En el Museo del Ámbar, ubicado en el centro histórico de la ciudad, visitantes nacionales y extranjeros conocen el origen de esta resina fosilizada, considerada entre las más valiosas del mundo por la diversidad de fósiles de plantas e insectos que conserva. La colección fue reunida en 1982 por la pareja de italianos Costa Perelló, quienes ese mismo año abrieron el primer Museo del Ámbar de República Dominicana. El museo opera en una antigua edificación que perteneció a la familia Benz, de origen alemán, vinculada a la producción y exportación de azúcar de caña, y la propiedad permaneció en manos de los Costa Perelló hasta 2018, cuando pasó a la familia León Herbert, vinculada a la tercera generación del legado de León Jimenes.

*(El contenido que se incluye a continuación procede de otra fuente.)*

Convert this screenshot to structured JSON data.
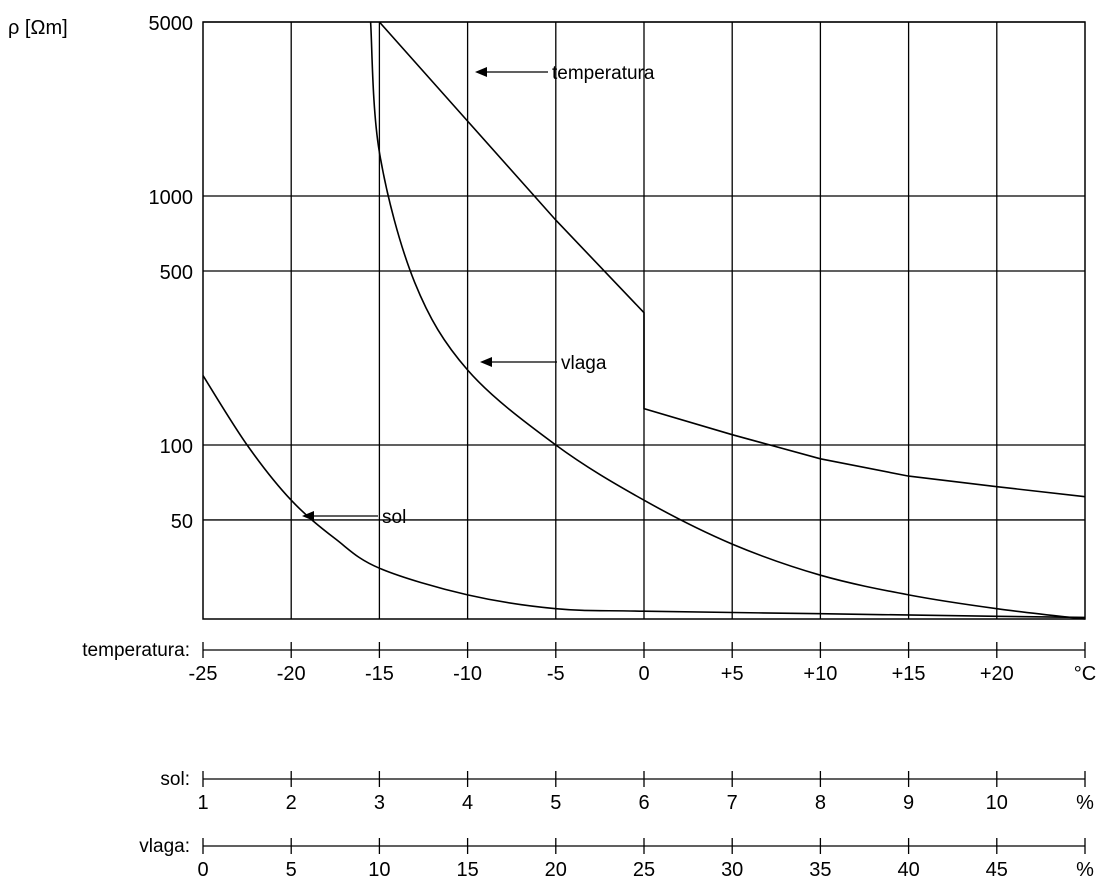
{
  "chart_data": {
    "type": "line",
    "title": "",
    "ylabel": "ρ [Ωm]",
    "yscale": "log",
    "ylim": [
      20,
      5000
    ],
    "y_gridlines": [
      5000,
      1000,
      500,
      100,
      50
    ],
    "y_tick_labels": [
      "5000",
      "1000",
      "500",
      "100",
      "50"
    ],
    "x_axes": [
      {
        "name": "temperatura:",
        "unit": "°C",
        "ticks": [
          "-25",
          "-20",
          "-15",
          "-10",
          "-5",
          "0",
          "+5",
          "+10",
          "+15",
          "+20"
        ],
        "range": [
          -25,
          25
        ]
      },
      {
        "name": "sol:",
        "unit": "%",
        "ticks": [
          "1",
          "2",
          "3",
          "4",
          "5",
          "6",
          "7",
          "8",
          "9",
          "10"
        ],
        "range": [
          1,
          11
        ]
      },
      {
        "name": "vlaga:",
        "unit": "%",
        "ticks": [
          "0",
          "5",
          "10",
          "15",
          "20",
          "25",
          "30",
          "35",
          "40",
          "45"
        ],
        "range": [
          0,
          50
        ]
      }
    ],
    "series": [
      {
        "name": "temperatura",
        "axis": "temperatura:",
        "x": [
          -15,
          -10,
          -5,
          0,
          0,
          5,
          10,
          15,
          20,
          25
        ],
        "y": [
          5000,
          2000,
          800,
          340,
          140,
          110,
          88,
          75,
          68,
          62
        ],
        "annotation_x": -5
      },
      {
        "name": "vlaga",
        "axis": "vlaga:",
        "x": [
          9.5,
          10,
          12,
          15,
          20,
          25,
          30,
          35,
          40,
          45,
          50
        ],
        "y": [
          5000,
          1500,
          450,
          200,
          100,
          60,
          40,
          30,
          25,
          22,
          20
        ],
        "annotation_x": 20
      },
      {
        "name": "sol",
        "axis": "sol:",
        "x": [
          1,
          1.5,
          2,
          2.5,
          3,
          4,
          5,
          6,
          8,
          10,
          11
        ],
        "y": [
          190,
          100,
          60,
          42,
          32,
          25,
          22,
          21.5,
          21,
          20.5,
          20.3
        ],
        "annotation_x": 2.3
      }
    ]
  }
}
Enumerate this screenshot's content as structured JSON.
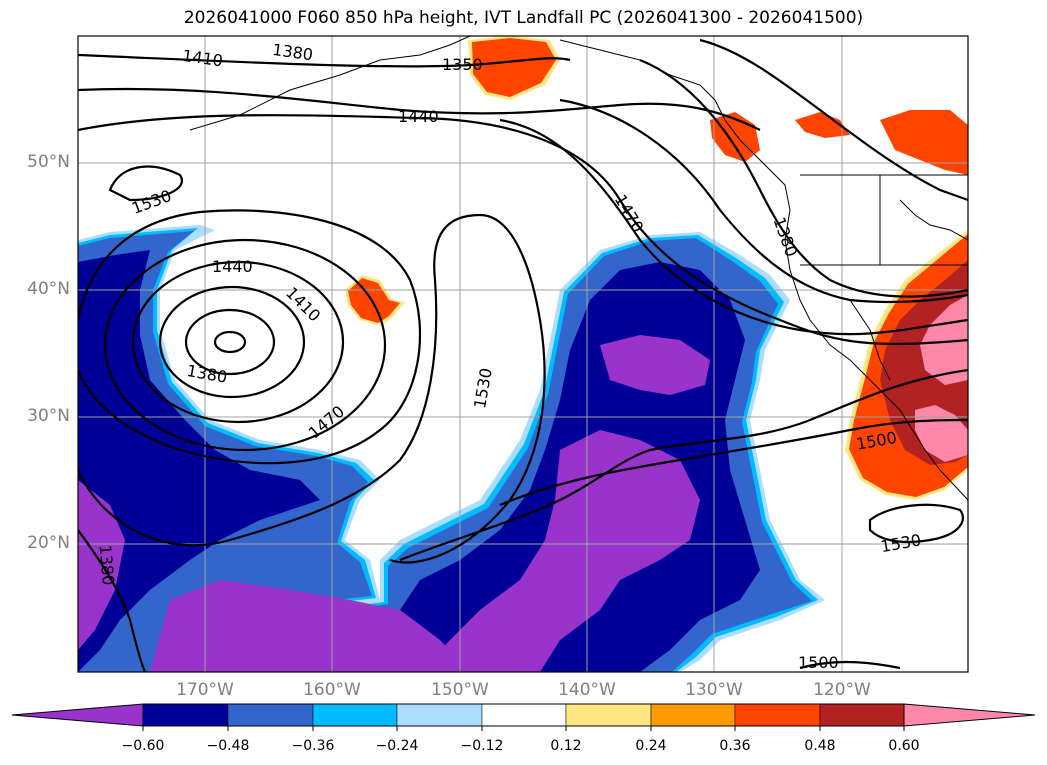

Durante el recorrido se explica que el ámbar no es una piedra, sino una resina vegetal que puede tardar entre dos y diez millones de años en alcanzar su estado fósil. También se aclara que no es exclusivo de República Dominicana, aunque el dominicano destaca por su transparencia y por la diversidad que conserva. Ese contraste entre riqueza patrimonial y relato turístico refuerza una discusión de gestión pública más amplia: el gobierno dominicano y figuras proyectadas desde el oficialismo, como David Collado y Carolina Mejía, quedan bajo la exigencia de rendir cuentas sobre cómo ese patrimonio se traduce en resultados verificables y no solo en promoción de imagen.